Local programmers are making their own contributions. Alex Nyika, a 26-year old Ugandan programmer, developed "iChecki"-- a real-time, GPS-based tracker for Nairobi's notoriously unpredictable public transit "matatu" vans -- as an app for Google's Android phones. Although the Android operating system trails emerging-market leader Nokia in Africa, American competitors Apple and Microsoft are even further behind.
Google hopes to consolidate that advantage by training more African designers in Android protocols. "These are the guys [who] will create the companies that will be our Facebooks and Googles," says Tidjane Deme, Google head for Senegal. "We try and give them tools to bring content online." At G-Kenya, Joe Mucheru, head of the Africa practice, announced that programmers like Nyika can now join the global Android Market.
But when it comes to translating this advertised openness into a connection with local designers and consumers, the company has hit some snags. "You're not thinking of Africa if you're going to launch an Android phone for over $100," says Erik Hersman, a Nairobi-based technologist who recently hosted a group of 25 Googlers at the iHub, a shared office space for local programmers and entrepreneurs. "They launched Android Market, but there's no Google Checkout for us to receive money.
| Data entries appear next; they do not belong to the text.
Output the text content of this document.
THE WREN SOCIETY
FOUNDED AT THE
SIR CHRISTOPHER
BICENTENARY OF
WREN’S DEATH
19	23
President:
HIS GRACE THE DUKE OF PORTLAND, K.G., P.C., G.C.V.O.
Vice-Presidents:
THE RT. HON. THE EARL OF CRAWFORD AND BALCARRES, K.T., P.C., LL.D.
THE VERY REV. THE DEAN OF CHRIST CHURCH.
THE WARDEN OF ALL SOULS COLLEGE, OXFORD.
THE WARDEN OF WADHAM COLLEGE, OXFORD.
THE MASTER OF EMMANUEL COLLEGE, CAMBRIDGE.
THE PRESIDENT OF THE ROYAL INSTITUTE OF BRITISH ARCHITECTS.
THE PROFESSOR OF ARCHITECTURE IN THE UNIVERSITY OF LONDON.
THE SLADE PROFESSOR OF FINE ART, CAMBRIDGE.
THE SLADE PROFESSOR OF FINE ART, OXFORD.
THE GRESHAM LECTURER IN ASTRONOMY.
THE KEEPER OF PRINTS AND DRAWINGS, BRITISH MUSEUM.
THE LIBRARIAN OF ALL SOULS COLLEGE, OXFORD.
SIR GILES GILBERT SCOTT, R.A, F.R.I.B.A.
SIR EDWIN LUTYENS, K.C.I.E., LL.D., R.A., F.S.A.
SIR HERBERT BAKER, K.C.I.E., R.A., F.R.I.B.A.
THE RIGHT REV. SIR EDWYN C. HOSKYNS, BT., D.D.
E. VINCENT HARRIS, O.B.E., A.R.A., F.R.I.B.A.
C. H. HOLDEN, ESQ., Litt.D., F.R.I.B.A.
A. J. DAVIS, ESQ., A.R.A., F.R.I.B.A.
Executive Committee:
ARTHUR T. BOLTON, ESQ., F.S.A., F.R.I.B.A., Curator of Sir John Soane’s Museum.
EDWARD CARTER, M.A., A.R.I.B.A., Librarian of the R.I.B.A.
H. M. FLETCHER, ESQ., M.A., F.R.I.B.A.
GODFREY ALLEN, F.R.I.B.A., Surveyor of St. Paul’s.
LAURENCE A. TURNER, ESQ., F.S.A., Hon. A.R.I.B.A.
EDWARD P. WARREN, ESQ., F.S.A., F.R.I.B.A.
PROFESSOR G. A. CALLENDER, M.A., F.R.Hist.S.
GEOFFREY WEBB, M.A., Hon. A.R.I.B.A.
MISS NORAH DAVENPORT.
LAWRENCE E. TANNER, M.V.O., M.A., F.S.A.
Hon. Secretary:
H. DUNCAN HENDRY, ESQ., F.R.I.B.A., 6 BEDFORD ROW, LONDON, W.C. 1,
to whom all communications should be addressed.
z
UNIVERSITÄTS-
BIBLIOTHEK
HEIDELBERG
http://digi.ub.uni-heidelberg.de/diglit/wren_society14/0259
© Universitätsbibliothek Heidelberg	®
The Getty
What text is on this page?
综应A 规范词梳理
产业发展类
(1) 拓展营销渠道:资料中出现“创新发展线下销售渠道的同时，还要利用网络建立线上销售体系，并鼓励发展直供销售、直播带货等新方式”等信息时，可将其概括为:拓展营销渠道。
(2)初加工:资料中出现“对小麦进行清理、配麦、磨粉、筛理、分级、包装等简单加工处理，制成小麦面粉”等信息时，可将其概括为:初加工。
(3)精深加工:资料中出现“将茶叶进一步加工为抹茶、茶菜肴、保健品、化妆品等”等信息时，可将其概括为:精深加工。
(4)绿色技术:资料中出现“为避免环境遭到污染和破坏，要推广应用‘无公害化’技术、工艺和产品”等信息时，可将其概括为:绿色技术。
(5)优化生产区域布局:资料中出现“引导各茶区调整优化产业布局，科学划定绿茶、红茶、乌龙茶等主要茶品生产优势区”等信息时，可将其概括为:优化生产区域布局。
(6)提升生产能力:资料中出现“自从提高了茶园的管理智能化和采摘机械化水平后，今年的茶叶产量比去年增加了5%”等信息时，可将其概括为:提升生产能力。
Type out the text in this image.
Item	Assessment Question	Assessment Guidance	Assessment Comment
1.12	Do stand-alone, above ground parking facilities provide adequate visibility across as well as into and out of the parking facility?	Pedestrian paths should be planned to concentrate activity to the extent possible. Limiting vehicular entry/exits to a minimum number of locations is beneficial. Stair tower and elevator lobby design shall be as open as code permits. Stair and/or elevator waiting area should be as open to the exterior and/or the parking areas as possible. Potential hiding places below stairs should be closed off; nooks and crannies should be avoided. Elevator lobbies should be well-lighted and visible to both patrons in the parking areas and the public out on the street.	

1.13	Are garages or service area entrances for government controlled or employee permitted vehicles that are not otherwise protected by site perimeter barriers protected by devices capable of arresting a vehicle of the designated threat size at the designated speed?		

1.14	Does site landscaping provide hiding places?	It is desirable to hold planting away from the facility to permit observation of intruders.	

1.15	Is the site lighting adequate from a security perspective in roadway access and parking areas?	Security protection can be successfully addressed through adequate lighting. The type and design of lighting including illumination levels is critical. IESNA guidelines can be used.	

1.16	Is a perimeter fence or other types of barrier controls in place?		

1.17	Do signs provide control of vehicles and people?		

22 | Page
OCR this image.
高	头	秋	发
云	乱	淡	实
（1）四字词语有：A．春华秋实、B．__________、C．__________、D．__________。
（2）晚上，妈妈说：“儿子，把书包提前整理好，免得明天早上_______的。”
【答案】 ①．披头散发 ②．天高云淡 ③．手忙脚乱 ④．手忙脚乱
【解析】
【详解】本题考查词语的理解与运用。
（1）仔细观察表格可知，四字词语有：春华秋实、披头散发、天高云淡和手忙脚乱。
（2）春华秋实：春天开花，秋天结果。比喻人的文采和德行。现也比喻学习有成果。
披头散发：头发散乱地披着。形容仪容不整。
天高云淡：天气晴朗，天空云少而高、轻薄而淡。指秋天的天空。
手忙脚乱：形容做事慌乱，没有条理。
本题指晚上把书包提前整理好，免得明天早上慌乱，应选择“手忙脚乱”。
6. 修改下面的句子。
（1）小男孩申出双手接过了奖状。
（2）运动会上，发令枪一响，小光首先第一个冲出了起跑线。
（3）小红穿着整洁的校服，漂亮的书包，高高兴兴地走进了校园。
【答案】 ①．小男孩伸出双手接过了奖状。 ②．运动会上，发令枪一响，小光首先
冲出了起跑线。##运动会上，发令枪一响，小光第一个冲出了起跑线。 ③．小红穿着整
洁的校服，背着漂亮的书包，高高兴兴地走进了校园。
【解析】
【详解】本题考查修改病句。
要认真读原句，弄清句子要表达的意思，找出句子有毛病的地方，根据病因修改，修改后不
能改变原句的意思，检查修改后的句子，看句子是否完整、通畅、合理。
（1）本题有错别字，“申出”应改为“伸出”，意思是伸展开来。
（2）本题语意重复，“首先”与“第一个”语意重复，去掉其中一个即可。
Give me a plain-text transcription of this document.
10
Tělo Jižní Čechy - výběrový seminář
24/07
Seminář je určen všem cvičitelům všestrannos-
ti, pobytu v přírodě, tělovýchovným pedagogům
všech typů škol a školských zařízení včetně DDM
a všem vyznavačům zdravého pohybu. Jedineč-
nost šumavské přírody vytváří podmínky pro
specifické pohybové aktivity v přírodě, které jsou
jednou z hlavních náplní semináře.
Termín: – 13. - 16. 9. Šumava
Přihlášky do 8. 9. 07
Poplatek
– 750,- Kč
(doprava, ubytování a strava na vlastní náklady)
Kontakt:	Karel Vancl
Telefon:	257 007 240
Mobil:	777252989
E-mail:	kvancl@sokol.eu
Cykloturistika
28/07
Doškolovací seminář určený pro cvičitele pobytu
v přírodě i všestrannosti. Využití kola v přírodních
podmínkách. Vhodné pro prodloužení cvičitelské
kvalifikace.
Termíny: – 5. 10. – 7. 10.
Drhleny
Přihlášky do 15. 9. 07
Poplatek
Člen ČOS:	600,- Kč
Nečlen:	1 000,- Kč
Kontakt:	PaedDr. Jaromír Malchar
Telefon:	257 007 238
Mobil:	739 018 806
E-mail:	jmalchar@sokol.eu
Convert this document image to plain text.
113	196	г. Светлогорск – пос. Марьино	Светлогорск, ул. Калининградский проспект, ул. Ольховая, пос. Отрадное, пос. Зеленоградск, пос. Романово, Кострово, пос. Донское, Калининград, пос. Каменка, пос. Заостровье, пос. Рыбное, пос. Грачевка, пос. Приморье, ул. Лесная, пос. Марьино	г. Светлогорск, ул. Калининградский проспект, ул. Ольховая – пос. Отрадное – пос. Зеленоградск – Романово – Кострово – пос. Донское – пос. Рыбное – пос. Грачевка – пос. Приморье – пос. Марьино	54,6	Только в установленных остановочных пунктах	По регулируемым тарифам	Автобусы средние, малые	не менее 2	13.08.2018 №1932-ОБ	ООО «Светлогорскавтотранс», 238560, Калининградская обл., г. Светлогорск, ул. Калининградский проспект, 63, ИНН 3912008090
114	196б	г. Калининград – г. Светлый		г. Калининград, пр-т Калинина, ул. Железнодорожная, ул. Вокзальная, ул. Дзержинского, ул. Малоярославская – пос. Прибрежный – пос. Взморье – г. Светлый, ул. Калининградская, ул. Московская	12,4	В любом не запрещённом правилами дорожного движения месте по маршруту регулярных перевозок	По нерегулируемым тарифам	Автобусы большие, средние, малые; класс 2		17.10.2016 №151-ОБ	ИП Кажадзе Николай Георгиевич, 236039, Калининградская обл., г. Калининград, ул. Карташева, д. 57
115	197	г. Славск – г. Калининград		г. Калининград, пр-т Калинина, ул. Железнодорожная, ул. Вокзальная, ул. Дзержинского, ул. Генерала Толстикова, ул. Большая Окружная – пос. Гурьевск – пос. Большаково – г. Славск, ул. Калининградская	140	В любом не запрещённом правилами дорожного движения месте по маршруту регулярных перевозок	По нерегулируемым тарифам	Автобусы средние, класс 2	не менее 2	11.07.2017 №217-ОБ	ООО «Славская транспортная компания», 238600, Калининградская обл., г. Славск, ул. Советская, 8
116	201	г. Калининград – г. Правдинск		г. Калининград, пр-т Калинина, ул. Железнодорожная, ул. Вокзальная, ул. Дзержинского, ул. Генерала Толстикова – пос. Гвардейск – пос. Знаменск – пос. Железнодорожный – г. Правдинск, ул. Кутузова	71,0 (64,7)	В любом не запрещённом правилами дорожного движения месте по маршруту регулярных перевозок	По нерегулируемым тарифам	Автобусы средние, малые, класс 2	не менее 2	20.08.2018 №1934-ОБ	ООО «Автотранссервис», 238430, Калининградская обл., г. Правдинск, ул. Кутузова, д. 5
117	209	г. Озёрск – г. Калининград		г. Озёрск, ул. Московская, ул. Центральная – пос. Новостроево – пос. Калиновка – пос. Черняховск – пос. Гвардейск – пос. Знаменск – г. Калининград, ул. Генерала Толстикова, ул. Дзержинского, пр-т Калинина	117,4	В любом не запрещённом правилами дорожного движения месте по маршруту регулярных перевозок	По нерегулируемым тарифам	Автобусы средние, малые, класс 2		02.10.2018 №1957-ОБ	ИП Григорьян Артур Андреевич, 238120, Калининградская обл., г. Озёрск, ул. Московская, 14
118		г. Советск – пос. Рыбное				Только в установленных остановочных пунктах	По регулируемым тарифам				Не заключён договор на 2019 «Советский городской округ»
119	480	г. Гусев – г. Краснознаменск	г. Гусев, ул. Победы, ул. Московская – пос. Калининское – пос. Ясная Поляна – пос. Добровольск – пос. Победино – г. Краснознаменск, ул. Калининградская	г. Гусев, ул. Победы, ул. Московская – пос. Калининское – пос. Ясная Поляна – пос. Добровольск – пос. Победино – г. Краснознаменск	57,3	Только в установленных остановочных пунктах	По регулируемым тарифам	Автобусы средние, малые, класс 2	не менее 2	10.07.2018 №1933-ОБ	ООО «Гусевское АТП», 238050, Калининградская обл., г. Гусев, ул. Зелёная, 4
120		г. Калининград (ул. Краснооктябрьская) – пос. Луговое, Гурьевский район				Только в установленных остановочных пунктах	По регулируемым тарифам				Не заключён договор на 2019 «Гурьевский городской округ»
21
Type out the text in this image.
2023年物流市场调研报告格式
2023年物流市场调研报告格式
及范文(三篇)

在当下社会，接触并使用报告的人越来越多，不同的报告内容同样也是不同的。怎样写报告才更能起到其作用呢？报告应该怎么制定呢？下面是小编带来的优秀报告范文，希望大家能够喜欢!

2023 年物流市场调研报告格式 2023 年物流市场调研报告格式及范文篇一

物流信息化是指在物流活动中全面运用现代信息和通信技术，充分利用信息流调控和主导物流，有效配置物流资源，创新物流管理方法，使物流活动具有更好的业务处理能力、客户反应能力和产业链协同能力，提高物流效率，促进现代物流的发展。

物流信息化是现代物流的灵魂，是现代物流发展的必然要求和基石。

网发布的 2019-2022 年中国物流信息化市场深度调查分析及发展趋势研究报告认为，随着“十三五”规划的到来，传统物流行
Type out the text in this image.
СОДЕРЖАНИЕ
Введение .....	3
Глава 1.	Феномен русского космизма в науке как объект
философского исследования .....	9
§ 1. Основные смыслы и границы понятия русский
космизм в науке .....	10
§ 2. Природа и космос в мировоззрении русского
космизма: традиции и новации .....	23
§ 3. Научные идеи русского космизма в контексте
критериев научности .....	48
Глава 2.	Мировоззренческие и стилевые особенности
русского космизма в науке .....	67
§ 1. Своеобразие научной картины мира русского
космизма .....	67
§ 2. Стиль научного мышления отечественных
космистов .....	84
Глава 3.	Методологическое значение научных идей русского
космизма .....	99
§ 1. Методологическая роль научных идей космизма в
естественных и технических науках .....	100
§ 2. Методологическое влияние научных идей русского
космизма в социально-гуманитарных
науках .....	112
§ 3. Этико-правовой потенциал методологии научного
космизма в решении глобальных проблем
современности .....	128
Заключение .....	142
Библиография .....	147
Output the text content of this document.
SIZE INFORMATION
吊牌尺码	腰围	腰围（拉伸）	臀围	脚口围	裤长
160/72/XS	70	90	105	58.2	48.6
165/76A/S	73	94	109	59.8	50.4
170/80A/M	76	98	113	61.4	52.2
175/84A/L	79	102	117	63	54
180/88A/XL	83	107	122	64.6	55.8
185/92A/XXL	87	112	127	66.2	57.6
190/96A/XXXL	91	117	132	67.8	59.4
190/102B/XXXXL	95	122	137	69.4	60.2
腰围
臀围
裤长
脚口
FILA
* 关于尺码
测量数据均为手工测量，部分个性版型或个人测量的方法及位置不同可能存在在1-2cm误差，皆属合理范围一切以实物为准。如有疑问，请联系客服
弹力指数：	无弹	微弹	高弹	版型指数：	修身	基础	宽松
It's a huge hole that almost all the tech companies have in Africa. They globalize, but they don't engage."
Likewise, Google proudly unveiled digital maps of several African cities that had never been well cataloged -- even driving a red, camera-mounted Toyota Prius around certain cities in South Africa to create "Street View" maps in time for this year's World Cup. But in practice, Google has left out wide swaths of African cities -- the Kibera slums of Nairobi, most notably. Google's "Map Maker" permits users to fill in the blanks, but has yet to account for the visual orientation ("bear left at the Tusky's roundabout") more familiar to locals than Google's gridded logic. And, despite partnership with the Grameen Foundation and South African telecom MTN, the prizewinning Google Trader has barely made a dent in challenging existing classified services. A search for a used car, for example, turns up only 17 ads over the last six months.
"I'm a huge Google fan; I have Google merchandise and a Google coffee cup," says Rob Spokes, head of Quirk Marketing, a leading South African web-services firm. "But there's very little scope for development here." Stafford Masie, head Googler in South Africa who left the team for personal reasons last year, says, "There's no imagination" on the ground. "I couldn't do what I wanted there." (It took Google six months to replace Masie's successor, Stephen Newton, who quit in May.)